This is an online service provided by the SemanticWeb@VU initiative at Vrije Universiteit Amsterdam. It is available at http://www.cs.vu.nl/~mcaklein/bib2rdf/. This translator creates person and organization resources, but no collection resources. Also, all fields are translated into properties of the same schema. Use the file VUMapping.properties (coming soon) to create similar output.
A Java application for conversion is provided at AIFB, Universität Karlsruhe as part of the SWAP project. It is downloadable at http://www.aifb.uni-karlsruhe.de/WBS/pha/bib/index.html. This translator creates person and organization resources, and adds source file information to them. The file SWRCMapping.properties creates similar output, with the following exceptions: a) In the original output, the RDF type and property URIs don't have a namespace. According to Jena 2.0 this isn't valid anymore. b) while person resources are created, the author/editor property isn't added to the entry resources; as this seems to be just an omission, we add these properties.
An OWL Ontology for BibTex is available at http://visus.mit.edu/bibtex/0.1/. This seems to be just a flat schema. An RDF model according to this schema can be generated with VisusMapping.properties.
As part of its mediator architecture, MarcOnt also provides a translater from BibTex to RDF (see http://www.marcont.org/mediations.jsp). The OWL schema used is available at http://www.marcont.org/marcont/marcont.owl and refers to the Visus ontology. The output created by the online converter is really flat, even all author names are put into one String. An RDF model according to this schema can be generated with MarcOntMapping.properties.

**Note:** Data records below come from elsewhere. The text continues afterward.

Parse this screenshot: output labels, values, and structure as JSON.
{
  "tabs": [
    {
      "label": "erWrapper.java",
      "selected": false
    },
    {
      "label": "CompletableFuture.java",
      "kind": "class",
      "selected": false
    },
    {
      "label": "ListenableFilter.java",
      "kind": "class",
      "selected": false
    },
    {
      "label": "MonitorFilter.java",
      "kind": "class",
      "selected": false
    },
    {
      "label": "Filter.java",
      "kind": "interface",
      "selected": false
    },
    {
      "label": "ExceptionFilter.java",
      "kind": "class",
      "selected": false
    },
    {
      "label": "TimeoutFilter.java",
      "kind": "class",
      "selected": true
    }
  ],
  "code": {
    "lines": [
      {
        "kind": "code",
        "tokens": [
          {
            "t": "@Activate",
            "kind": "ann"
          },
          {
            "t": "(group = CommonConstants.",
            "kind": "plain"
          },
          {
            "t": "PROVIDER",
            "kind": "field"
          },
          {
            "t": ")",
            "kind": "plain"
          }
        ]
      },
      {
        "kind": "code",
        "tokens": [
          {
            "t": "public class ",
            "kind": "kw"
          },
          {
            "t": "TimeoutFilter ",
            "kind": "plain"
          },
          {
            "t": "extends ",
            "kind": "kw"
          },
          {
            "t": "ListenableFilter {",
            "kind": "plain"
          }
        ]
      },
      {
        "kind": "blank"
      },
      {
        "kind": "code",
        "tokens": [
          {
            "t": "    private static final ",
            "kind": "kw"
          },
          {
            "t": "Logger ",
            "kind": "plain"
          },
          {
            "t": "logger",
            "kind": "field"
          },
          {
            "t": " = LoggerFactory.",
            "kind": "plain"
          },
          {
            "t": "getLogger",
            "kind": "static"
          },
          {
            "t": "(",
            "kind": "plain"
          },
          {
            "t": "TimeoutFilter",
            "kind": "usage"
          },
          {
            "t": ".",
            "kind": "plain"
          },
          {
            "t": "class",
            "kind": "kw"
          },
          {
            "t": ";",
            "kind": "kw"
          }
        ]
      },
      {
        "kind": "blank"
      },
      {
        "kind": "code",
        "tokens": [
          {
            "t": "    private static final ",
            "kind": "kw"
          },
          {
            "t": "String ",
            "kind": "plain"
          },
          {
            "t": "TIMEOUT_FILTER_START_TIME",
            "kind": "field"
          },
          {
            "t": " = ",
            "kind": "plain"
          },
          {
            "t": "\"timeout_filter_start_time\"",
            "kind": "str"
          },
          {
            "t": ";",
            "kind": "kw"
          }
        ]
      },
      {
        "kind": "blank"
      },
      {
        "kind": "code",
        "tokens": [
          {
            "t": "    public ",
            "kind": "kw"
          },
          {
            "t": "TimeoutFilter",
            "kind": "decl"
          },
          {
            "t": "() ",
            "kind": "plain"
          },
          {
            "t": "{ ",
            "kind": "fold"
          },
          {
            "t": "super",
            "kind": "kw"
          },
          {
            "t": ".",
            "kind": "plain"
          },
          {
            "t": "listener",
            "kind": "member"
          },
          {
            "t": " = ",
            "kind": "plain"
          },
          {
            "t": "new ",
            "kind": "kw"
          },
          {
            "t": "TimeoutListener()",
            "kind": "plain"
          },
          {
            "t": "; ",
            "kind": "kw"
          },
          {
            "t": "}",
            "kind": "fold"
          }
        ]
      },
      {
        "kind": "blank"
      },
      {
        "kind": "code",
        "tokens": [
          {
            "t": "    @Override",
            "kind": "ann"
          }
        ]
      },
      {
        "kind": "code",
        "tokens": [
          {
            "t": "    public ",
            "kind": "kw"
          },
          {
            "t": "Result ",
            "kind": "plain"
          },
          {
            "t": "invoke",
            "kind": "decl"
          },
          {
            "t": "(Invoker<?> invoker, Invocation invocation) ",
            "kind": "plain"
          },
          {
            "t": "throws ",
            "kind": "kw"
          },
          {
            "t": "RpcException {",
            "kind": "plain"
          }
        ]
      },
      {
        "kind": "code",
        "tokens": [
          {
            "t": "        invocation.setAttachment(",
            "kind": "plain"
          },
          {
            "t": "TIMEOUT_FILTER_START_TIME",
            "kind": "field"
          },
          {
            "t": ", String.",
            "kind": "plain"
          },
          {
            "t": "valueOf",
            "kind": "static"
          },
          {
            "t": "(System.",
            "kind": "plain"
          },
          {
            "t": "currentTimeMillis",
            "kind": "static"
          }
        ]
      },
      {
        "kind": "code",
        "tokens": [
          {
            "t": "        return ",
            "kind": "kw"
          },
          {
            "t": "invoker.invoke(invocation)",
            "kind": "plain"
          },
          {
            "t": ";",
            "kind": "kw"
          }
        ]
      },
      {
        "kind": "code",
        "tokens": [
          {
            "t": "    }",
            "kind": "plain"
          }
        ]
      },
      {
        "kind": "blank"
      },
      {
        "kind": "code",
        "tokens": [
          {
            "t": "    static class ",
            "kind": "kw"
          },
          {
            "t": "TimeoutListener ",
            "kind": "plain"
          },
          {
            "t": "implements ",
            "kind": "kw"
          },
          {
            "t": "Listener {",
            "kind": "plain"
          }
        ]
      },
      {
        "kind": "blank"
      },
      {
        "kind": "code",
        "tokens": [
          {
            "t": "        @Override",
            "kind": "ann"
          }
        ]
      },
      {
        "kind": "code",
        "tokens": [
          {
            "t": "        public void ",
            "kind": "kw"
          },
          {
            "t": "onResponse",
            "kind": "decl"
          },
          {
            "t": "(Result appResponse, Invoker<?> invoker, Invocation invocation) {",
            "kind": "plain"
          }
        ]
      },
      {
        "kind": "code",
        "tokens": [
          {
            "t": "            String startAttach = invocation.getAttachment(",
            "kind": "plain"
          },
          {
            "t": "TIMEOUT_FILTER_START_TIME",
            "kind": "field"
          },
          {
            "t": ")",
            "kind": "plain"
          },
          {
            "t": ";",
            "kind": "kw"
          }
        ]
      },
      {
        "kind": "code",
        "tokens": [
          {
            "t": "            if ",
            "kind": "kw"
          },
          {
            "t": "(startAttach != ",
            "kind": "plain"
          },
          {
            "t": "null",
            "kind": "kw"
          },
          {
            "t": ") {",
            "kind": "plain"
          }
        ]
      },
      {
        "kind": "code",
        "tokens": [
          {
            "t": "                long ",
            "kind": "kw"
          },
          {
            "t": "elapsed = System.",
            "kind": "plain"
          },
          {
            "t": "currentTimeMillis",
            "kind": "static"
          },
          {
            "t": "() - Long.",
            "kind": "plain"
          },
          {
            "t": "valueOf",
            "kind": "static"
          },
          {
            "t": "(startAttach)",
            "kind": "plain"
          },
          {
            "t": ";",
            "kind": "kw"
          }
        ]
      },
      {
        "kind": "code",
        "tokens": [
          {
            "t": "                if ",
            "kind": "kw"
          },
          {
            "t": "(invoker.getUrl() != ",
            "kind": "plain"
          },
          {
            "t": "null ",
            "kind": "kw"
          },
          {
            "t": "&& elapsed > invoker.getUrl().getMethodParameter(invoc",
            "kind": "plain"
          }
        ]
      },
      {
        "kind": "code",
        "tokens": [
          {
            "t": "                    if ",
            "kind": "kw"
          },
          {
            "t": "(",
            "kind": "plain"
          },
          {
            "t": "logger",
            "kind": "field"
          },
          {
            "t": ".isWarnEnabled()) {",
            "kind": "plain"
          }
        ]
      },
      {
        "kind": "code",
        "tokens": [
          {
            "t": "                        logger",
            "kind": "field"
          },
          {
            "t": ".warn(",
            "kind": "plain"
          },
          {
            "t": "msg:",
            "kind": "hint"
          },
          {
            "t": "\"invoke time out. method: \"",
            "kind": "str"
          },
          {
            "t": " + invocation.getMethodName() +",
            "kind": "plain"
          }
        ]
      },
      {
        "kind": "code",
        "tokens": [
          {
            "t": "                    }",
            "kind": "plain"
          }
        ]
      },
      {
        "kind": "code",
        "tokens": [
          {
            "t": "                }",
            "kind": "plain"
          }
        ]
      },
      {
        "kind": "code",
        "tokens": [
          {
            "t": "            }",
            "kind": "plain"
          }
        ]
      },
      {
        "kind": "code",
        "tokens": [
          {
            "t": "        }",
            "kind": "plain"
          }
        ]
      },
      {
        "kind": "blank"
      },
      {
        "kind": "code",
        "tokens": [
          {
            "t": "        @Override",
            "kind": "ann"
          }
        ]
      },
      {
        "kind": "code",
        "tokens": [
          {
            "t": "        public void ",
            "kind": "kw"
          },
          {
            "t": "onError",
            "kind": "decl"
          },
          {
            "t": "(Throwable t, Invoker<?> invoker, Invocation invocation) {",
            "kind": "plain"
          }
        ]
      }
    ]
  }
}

bibtex2rdf uses several open source libraries to fulfill its task:
Library
|
Description
|
---|---|
JavaBib | a highly capable BibTeX parser, provided by Johannes Henkel |
Jena | the well-known RDF library provided by HP Research Labs |
Log4J | the also well-known logging toolkit provided by Apache Software Foundation |
MacBinary Toolkit 2 for Java | provides an AccentComposer to create accented unicode chars; provided by Gregory Guerin |